Catholics in America, at least the many good Catholics who yearn to live their faith honestly and deeply, can easily feel tempted to hopelessness. It becomes very burdensome to watch so many persons who call themselves Catholic compromise their faith and submit their hearts and consciences to the Caesars of our day.

More blame. Catholics in America don’t need to align to any one bishop’s notion of what’s important. The hopelessness I would be far more concerned about is coming from the conservative pro-lifers. After getting politically crushed in the last election cycle, they adopt a criticism-at-all-costs approach. The leadership lies to maximize the money-gathering effort: we’ve already seen pro-life champion Sam Brownback used by a Republican club to generate cash flow. Two months and we’ve yet to see the new president deliver on what the political pro-lifers were telling us was priority number one.
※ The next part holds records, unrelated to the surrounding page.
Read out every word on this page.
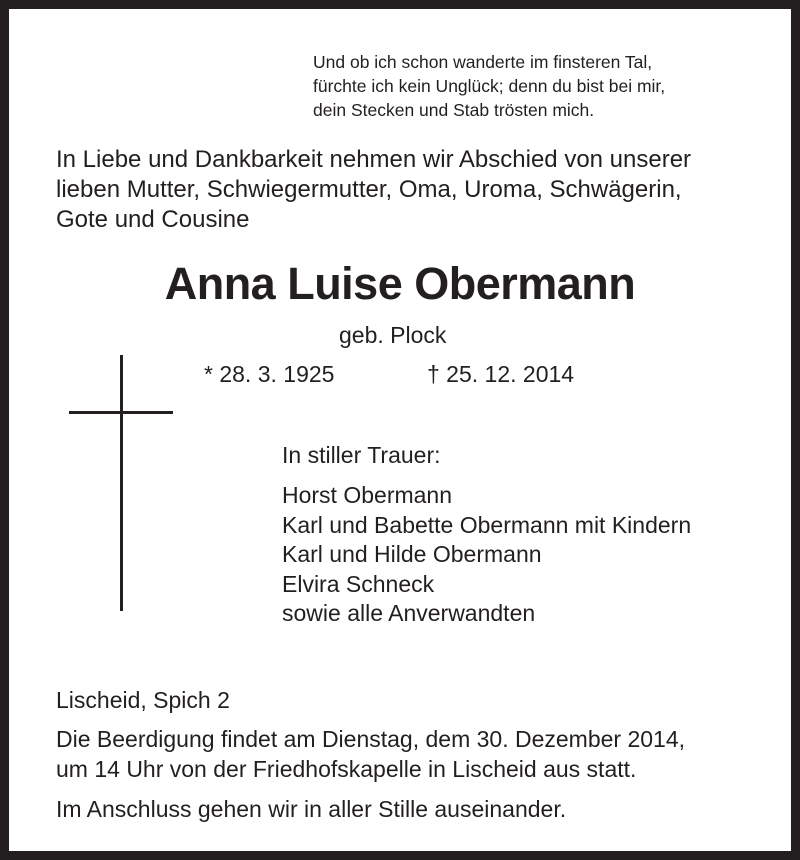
Und ob ich schon wanderte im finsteren Tal,
fürchte ich kein Unglück; denn du bist bei mir,
dein Stecken und Stab trösten mich.
In Liebe und Dankbarkeit nehmen wir Abschied von unserer
lieben Mutter, Schwiegermutter, Oma, Uroma, Schwägerin,
Gote und Cousine
Anna Luise Obermann
geb. Plock
* 28. 3. 1925	† 25. 12. 2014
In stiller Trauer:
Horst Obermann
Karl und Babette Obermann mit Kindern
Karl und Hilde Obermann
Elvira Schneck
sowie alle Anverwandten
Lischeid, Spich 2
Die Beerdigung findet am Dienstag, dem 30. Dezember 2014,
um 14 Uhr von der Friedhofskapelle in Lischeid aus statt.
Im Anschluss gehen wir in aller Stille auseinander.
Personally, I’d like to see and hear from other bishops. I’m getting tired of the Chaput, Rigali, Burke club. They lack political and public relations savvy. They insist theirs is the only way, the only hope. They are blind to their own faults and are all too willing to pin the blame on the poor, dumb, apathetic Catholic laity. They were convinced it was a good move to hitch their wagon to the Republican party. Thanks to incompetence, they circled the drain last November. But clearly, the speaking circuit is not lacking for giving out little jobs.

The hubris makes it impossible for these guys to receive new and potentially more effective ideas. The same True Believers offer the same plane tickets, honoraria, and book sales. It looks like the past few decades to me–and they haven’t been very effective, have they?